Atypische lymfocyten zijn een heterogene groep lymfocyten met variabele morfologische kenmerken die geassocieerd zijn met een polyklonale immuunrespons op antigene stimulatie. Het baanbrekende werk van McKinley en Downey in 1923, waarin zij de atypische lymfocyten categoriseerden die werden gezien bij infectieuze mononucleosis, was een van de eersten die dergelijke veranderingen in lymfocyten bestudeerden. Op basis van onze bevindingen kan de atypische lymfocytenmorfologie bij SARS-CoV-2 patiënten in twee hoofdcategorieën worden ingedeeld: 1. Plasmacytoïde kenmerken (Fig. 1, bovenste rij): dit zijn kleine rijpe lymfocyten met een excentrische kern en diepblauw cytoplasma; in deze categorie vallen ook cellen met plasmablastische kenmerken waarbij de cel iets groter is met open chromatine en prominente nucleolus; en 2. Downey II-achtige cellen (Fig. 1, onderste laag): grote lymfocyten die tegen de omringende rode bloedcellen aanliggen met overvloedig cytoplasma, en af en toe cytoplasmakorrels die qua morfologie lijken op de oorspronkelijke Downey II-cellen. Een perifeer uitstrijkje kan een van beide kenmerken of een spectrum van beide vertonen. Hoewel atypische lymfocytenmorfologie niet ongewoon is bij virale infecties in het algemeen, worden virussen die longontsteking veroorzaken, zoals influenza A, SARS-1 en Mexicaanse griep, niet vaak geassocieerd met atypische lymfocytenmorfologie. Enkele virale infecties worden geassocieerd met plasmacytoïde lymfocyten, waaronder knokkelkoorts en in mindere mate rodehond.

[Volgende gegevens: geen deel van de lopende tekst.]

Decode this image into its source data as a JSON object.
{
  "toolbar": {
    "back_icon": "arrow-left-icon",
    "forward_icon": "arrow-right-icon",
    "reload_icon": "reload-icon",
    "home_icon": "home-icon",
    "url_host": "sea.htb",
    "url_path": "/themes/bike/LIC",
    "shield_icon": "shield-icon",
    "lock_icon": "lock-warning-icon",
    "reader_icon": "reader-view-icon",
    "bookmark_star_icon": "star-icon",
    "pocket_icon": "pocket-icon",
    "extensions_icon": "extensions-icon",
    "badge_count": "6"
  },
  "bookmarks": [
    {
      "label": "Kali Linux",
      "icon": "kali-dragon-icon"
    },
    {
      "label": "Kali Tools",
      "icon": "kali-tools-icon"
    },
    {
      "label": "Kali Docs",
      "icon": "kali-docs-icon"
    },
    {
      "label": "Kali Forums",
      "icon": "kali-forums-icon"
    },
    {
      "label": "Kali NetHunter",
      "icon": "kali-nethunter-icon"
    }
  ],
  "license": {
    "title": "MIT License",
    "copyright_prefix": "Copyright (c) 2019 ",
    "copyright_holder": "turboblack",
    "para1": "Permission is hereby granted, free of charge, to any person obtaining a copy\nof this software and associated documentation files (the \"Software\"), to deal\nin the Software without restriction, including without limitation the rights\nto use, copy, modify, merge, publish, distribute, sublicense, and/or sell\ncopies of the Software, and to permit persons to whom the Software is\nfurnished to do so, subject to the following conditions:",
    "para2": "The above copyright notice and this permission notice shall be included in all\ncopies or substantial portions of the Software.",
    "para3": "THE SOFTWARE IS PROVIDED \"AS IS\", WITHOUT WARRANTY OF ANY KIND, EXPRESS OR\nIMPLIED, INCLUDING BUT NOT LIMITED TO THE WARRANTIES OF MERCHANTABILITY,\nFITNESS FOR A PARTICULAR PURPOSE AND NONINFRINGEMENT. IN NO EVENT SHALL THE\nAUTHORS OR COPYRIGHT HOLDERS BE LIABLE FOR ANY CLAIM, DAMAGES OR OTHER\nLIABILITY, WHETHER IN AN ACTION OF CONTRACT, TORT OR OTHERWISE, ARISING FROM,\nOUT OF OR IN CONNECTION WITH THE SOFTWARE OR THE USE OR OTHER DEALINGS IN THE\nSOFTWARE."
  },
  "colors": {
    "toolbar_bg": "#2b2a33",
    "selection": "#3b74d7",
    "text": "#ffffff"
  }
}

Daarom wijzen de resultaten van deze studie op de unieke kenmerken van het SARS-CoV-2-virus die kunnen worden toegeschreven aan mechanismen van immuunreactie en ontregeling die niet vaak bij andere virussen worden gezien.

Onze resultaten komen overeen met rapporten uit verschillende landen die door de SARS-CoV-2-pandemie zijn getroffen, waarin atypische lymfocyten werden beschreven , , , ]. Door het uitvoeren van een systematische review met gedetailleerde morfologische beoordeling van de lymfocytenmorfologie, leveren wij echter bewijs voor de veranderingen die gezien kunnen worden bij SARS-CoV-2. Wij hebben aangetoond dat atypische lymfocytenmorfologie vaak voorkomt in het perifere bloed van SARS-CoV-2-patiënten. Meer bepaald worden atypische plasmacytoïde lymfocyten in hoge mate geassocieerd met SARS-CoV-2, wat ongebruikelijk is bij virale infecties. De klassieke Downey II-achtige cellen, die in het algemeen veel voorkomen bij virale infecties, worden minder vaak aangetroffen bij SARS-CoV-2-infectie.